Imboccarle come rampe di lancio consente di essere spregiudicati, prendere di petto la memoria collettiva, lavare in pubblico i panni sporchi di questo Paese e non solo. Ecco, questo «non solo» ci fa passare dal tempo allo spazio, dalla storia alla geografia: gli autori del NIE sono italiani, eppure non ancorano le loro storie al fondale nostrano, si sentono liberi, liberi di navigare e narrare il mondo. Il mondo li vede passare, come Nettuno ammirò l´ombra d´Argo, e ne resta intrigato. Nella letteratura italiana sta accadendo qualcosa, l´Italia non deve far altro che accorgersene.

96 pensieri su “NEW ITALIAN EPIC

  1. Biondillo e Girolamo non stanno più nella pelle dall’emozione di essere stati “inclusi” tra i neodispepsici di Wu Ming1. Ma l’escluso Marco Lodoli vale il triplo di ciascuno di loro.
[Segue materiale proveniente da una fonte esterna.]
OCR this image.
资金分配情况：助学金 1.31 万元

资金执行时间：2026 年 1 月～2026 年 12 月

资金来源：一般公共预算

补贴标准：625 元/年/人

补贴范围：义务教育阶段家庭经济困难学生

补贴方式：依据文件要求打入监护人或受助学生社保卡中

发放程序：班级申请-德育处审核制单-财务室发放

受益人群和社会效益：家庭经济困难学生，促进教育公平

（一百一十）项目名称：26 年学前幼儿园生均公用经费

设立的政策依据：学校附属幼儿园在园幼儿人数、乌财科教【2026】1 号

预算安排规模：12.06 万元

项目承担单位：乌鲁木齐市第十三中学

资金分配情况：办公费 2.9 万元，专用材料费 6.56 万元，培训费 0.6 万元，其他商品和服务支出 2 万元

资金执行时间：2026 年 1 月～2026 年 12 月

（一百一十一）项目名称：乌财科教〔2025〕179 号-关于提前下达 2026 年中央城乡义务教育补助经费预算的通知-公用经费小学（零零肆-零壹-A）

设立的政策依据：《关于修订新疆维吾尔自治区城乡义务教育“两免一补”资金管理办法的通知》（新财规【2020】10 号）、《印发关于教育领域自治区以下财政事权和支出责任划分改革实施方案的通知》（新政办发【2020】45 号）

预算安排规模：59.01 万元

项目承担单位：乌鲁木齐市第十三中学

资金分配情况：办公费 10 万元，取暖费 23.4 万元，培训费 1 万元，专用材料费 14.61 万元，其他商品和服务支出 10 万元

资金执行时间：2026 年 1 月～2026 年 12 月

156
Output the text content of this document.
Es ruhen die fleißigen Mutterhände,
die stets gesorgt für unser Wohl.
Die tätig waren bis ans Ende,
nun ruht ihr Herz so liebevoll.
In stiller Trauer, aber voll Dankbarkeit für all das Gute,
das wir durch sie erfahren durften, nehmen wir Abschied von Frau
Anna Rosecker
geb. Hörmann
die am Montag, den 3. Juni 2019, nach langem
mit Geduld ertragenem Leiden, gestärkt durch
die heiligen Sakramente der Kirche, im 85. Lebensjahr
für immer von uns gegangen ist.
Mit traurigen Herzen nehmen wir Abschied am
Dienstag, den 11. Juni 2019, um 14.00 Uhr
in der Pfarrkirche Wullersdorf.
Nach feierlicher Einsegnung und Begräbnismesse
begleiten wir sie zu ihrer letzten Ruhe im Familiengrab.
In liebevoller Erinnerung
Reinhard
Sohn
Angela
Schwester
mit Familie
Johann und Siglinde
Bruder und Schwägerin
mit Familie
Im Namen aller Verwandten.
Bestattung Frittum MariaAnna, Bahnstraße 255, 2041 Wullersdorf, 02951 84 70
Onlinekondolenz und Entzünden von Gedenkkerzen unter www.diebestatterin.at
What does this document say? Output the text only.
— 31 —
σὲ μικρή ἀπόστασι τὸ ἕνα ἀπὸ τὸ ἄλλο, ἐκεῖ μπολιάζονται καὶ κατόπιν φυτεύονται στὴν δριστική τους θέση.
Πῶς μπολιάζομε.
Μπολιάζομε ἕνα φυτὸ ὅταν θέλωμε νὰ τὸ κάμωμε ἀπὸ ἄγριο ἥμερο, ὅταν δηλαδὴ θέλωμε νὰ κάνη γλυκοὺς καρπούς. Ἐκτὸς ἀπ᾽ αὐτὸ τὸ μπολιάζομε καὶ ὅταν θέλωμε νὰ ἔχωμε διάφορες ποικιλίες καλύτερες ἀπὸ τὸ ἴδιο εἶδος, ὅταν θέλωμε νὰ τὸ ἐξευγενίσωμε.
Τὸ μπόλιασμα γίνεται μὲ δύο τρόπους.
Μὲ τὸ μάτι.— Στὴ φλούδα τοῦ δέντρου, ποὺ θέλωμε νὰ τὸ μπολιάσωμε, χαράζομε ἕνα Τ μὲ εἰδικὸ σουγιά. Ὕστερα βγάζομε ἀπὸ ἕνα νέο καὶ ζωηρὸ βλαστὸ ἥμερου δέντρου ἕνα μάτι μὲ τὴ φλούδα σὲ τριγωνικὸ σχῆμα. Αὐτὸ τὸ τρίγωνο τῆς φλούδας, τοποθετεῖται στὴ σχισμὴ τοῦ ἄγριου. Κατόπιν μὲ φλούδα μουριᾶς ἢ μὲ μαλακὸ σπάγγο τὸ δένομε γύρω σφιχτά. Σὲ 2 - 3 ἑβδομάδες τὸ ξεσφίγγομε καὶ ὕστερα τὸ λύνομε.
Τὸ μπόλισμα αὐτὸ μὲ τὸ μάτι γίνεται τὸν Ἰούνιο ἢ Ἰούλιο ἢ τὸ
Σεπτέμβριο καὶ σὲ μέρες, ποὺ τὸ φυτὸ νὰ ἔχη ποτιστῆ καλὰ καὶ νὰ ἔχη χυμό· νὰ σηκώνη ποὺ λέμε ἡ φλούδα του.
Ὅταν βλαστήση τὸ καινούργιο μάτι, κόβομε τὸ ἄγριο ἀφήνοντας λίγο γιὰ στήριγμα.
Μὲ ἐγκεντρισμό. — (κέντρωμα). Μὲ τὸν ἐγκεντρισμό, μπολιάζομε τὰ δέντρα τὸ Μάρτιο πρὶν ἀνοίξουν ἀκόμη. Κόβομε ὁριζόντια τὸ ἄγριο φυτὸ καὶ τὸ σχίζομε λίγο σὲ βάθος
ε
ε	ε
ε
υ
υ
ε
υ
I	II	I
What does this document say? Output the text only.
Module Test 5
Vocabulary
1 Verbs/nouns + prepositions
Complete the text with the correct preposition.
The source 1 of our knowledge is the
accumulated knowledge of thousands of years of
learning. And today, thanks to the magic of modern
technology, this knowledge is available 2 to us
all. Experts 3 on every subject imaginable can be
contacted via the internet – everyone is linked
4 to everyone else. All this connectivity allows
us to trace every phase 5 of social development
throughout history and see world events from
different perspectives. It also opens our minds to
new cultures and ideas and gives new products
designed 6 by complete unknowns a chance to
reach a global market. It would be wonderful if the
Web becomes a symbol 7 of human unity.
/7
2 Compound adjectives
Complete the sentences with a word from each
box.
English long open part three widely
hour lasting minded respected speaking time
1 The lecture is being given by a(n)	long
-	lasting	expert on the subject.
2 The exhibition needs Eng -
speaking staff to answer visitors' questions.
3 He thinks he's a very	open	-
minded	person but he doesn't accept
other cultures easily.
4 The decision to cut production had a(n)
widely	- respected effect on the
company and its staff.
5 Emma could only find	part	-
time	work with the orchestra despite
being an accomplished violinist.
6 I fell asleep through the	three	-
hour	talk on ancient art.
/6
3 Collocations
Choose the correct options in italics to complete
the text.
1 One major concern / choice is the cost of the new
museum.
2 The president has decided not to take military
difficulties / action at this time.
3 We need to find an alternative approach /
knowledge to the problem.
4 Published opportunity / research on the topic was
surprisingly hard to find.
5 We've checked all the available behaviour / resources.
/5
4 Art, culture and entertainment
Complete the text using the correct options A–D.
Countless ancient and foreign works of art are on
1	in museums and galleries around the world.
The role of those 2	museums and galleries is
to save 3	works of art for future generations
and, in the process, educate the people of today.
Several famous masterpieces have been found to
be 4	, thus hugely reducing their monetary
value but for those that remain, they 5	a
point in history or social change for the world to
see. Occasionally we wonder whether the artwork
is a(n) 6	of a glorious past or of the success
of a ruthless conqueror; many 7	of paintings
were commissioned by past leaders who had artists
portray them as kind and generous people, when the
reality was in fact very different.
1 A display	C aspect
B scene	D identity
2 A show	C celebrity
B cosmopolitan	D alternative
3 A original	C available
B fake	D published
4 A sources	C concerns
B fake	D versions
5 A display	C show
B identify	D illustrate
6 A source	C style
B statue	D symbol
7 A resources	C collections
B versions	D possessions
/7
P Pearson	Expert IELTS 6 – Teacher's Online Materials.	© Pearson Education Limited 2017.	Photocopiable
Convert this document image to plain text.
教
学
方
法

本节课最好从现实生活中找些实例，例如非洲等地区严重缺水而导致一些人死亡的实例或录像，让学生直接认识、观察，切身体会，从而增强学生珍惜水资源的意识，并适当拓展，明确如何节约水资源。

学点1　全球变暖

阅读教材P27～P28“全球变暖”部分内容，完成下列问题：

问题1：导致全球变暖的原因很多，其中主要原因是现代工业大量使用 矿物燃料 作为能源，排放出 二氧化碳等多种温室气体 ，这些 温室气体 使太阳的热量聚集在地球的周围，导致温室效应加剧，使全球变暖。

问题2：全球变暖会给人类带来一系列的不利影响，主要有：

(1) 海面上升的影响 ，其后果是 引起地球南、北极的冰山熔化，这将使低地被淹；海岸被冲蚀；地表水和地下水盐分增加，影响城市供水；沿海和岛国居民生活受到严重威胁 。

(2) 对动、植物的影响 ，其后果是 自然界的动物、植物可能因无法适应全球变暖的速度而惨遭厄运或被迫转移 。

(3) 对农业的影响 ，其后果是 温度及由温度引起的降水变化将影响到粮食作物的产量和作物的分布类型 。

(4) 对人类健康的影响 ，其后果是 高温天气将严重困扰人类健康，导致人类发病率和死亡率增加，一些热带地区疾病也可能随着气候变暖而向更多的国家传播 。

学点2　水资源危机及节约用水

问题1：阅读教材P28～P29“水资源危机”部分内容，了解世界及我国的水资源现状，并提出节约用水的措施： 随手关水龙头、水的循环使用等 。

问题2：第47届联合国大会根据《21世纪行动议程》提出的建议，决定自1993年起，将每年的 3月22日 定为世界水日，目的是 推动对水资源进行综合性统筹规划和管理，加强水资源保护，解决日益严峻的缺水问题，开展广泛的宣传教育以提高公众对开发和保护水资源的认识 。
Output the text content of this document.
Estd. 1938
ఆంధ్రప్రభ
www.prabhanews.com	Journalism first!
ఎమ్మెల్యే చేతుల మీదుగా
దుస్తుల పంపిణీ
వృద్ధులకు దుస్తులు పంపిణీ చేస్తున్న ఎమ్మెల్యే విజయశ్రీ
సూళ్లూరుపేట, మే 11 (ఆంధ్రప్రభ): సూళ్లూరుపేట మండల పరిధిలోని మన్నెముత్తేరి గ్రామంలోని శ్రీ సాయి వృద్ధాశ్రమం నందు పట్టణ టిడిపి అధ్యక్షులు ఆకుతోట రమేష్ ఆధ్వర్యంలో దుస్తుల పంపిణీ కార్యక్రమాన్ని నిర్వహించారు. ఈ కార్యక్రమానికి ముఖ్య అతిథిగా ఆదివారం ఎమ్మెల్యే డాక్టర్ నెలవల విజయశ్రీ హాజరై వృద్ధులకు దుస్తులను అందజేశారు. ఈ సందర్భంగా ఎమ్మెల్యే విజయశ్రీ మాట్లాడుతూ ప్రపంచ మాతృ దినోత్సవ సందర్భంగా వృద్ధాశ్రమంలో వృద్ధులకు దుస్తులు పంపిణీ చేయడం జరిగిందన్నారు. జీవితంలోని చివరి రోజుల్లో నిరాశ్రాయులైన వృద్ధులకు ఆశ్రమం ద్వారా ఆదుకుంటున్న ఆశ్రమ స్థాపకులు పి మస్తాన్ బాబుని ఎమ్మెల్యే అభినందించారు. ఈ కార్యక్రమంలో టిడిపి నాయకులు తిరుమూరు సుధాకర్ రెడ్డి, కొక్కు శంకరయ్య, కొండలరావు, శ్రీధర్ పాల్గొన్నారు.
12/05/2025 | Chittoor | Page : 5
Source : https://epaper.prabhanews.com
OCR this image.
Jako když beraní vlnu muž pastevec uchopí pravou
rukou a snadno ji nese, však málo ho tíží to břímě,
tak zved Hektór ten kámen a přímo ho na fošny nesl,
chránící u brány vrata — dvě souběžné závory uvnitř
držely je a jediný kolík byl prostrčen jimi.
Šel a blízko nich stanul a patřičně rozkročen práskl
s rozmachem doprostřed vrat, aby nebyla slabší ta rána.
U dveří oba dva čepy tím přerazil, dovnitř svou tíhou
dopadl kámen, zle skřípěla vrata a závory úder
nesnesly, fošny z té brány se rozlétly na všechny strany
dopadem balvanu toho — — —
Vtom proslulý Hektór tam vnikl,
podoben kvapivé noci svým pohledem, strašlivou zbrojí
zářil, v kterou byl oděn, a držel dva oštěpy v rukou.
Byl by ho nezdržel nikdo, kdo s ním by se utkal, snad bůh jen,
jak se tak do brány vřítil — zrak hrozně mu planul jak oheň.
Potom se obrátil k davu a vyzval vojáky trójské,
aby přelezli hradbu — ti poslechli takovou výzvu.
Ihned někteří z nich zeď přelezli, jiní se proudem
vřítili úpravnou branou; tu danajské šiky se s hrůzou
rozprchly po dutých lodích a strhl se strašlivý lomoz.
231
  2. Ed è arrivato Giampi che ha capito tutto. Se avesse letto non dico il saggio, non dico l’estratto, ma addirittura i commenti qui sopra, avrebbe intuito che non si parla nè di inclusi nè di esclusi.
    Non c’è peggior sordo eccetera.

  3. A me invece “la vaquità delle pillole heideggeriane” lascia qualche dubbio. Come mai? Un sorrisetto e un saluto, Marco Lodoli

  4. È il luglio 1984 (esattamente cento anni dopo la nascita di Amedeo Modigliani) quando a Livorno vengono ripescate, nel Fosso Reale, tre teste scolpite (si dice) da Modigliani stesso. I giornali di quell’estate riportano per giorni i particolari della notizia, il dibattito che ne segue, gli interventi degli esperti. Poi, a settembre, si scopre che le tre teste erano dei falsi, pietre scolpite dal trapano di tre studenti livornesi, e scoppia il caso. Nel frattempo l’unica persona che avrebbe sicuramente potuto accorgersi che si trattava di falsi, e cioè la figlia di Modigliani, Jeanne, muore a Parigi prima di poter vedere le “sculture”.
    Questo quinto volume della collana Libro Verità ricostruisce tutta la vicenda della “beffa di Modigliani”, dando la parola anche ai falsari, quelli che venti anni fa erano tre ragazzi burloni e che adesso raccontano come quella beffa ha cambiato la loro vita
    http://www.polistampa.com/asp/sl.asp?id=3503
    (A buon intenditor, poche parole)

  5. Giampi, ci vuol ben altro per “non farmi star più nella pelle”: non hai ancora capito che in realtà io sono solo un nickname che riempie le notti insonni dei Wu Ming? 😛

  6. @ Marco Lodoli: l’utilizzo di espressioni come “nueva hola”, “voga”, “moda”, “nuova folata” mi fa sospettare che tu non lo abbia letto, il saggio di WuMing1, visto che lì vengono analizzati libri scritti e pubblicati dal 1993 al 2008 (lo dice anche il sottotitolo: “Memorandum 1993-2008”). E’ dichiaratamente una riflessione su una cosa che esiste già ed è tangibile, non la vaga premonizione di una “nouvelle vague” che chi lo sa se viene o no. Insomma non ci sono precetti in quel testo né indicazioni alla “chi mi ama mi segua” (qualcuno sopra citava Oliviero Toscani, appunto…)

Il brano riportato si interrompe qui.